Profile: Baghdad Baker


Abdul Hussain Shakarchi, 62, started learning the bakery trade from his uncle when he was seven. Nowadays, he supervises the making of baklava, Turkish delight, halva and other traditional sweets at his factory in Baghdad.

The BBC reports:
Some of our customers come from as far away as Jordan, Syria and Lebanon.

We make sure our sweets have a good flavour. We make our baklava with animal fat and we flavour it with cardamom. We use good quality pistachio nuts.

If we don't think it's good enough, we throw it away immediately. We won't sell sub-standard baklava to our customers.

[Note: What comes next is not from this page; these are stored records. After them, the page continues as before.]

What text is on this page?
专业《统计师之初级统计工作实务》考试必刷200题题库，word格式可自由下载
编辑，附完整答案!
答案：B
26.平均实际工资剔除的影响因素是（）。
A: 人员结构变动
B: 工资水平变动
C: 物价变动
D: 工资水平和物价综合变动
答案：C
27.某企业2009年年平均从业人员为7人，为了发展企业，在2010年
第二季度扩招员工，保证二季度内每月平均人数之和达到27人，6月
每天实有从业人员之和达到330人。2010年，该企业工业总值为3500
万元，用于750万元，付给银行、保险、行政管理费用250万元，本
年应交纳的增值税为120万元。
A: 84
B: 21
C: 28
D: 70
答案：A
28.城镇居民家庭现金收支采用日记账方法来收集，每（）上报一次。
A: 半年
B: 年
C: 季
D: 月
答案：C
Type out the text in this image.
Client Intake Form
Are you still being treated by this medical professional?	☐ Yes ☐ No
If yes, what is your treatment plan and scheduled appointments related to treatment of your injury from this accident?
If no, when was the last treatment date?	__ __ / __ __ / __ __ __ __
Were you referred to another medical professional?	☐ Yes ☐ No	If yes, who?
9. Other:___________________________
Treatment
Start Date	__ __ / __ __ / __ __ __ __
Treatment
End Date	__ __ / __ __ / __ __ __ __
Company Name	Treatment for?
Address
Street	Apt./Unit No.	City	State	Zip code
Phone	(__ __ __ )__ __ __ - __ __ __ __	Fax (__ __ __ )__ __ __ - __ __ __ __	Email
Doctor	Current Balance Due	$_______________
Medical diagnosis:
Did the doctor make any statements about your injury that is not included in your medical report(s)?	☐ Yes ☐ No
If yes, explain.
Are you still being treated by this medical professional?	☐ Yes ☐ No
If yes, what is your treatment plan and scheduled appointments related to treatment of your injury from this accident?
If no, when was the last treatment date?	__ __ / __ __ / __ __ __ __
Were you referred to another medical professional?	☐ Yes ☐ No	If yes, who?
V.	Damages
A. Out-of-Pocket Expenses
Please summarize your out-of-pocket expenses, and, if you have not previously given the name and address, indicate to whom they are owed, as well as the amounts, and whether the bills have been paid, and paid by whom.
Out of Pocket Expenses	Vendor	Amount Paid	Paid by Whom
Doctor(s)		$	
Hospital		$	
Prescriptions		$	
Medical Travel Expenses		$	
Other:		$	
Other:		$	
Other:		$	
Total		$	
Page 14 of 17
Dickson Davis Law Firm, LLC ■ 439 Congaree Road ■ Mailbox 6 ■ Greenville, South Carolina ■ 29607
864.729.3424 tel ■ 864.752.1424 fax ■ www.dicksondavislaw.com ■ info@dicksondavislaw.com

Iraqis are very fond of sweet things, especially during special occasions such as the month of Ramadan.

One of the changes we have seen since 2003 is the rise in the price of fuel. This has affected the price of our products.

We need liquid gas for the cookers and kerosene for the ovens. And we need diesel fuel for the generators.

The other thing is that we have quite limited working hours.

We used to start at eight in the morning and close at midnight. Now we close at five in the evening.

But we struggle on.

Customer loyalty

We have more customers than we did four years ago.

We used to sell between 20-25 trays of baklava a day - now it's more than 50 a day.

People can't go out in the evening anymore, so they tend to stay at home and eat sweet things.

That's one way they can still enjoy themselves - through what they eat.

Some bakers have started to cheat in the way they make sweets. They have started to mix vegetable oil with the animal fat.

Customers travel long distances to buy Abdul's sweets



But we have stuck to the traditional recipes and ingredients.

Once we finish work we go straight home. I don't allow any member of my family to go out because we would worry about them. I don't go anywhere either.

The presence of coalition troops is not in our interest.

They attack many people. Once they hit my car, but I didn't say anything to them.

And they speak rudely - Iraqis don't approve of that. I would rather they speak softly to people.

It's true they helped rid us of the old regime and of that criminal Saddam. But now they've made things worse.